生物科学専攻について

生物科学専攻の紹介

生物科学専攻では、個体レベル以上の生物学的事象を扱うマクロ的研究と、細胞レベル以下の事象を扱うミクロ的研究を統合し、地球上の生物と生物が生きる環境の多様性の理解、生命の本質の理解に向けた教育と研究を推進しています。マクロ的分野では、京都大学の伝統である野外研究に重点をおいた、生態学、行動学、系統分類学、人類学などの研究が展開されています。ミクロ的分野では、細胞の構造・機能、遺伝子の発現、発生、神経伝達、蛋白質の分子構造などに関する最先端の研究が推進されています。

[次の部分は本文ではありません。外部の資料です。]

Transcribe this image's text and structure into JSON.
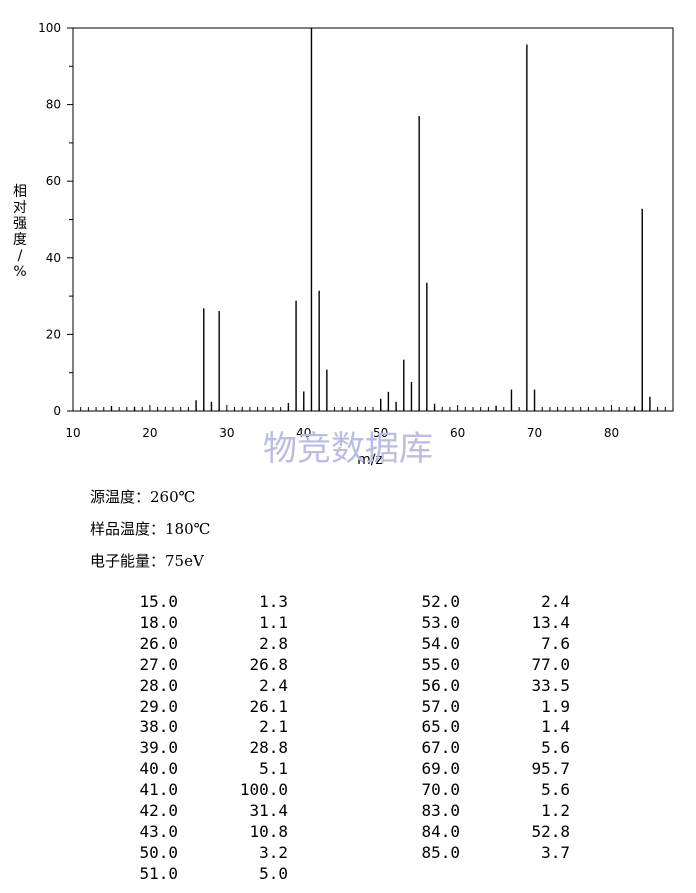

生物科学専攻の前身である生物学科の歴史は古く、大正8年(1919年)に設置されました。その後、大正10年(1921年)に生物学科は動物学教室と植物学教室にわかれ、さらに約半世紀遅れて、昭和42年(1967年)に生物物理学教室が設置されました。これらの3教室は、互いに独立して教育・研究を行ってきましたが、大学院重点化の際に、より緊密な連携をめざしてひとつの専攻(生物科学専攻)に統合されました。なお、理学研究科以外の部局を含めた大学院組織としての理学研究科生物科学専攻は、動物・植物・生物物理3教室を中心とした動物学系植物学系生物物理学系のほかに、霊長類研究所を中心とした霊長類学・野生動物系を加えた4つの系から構成されています。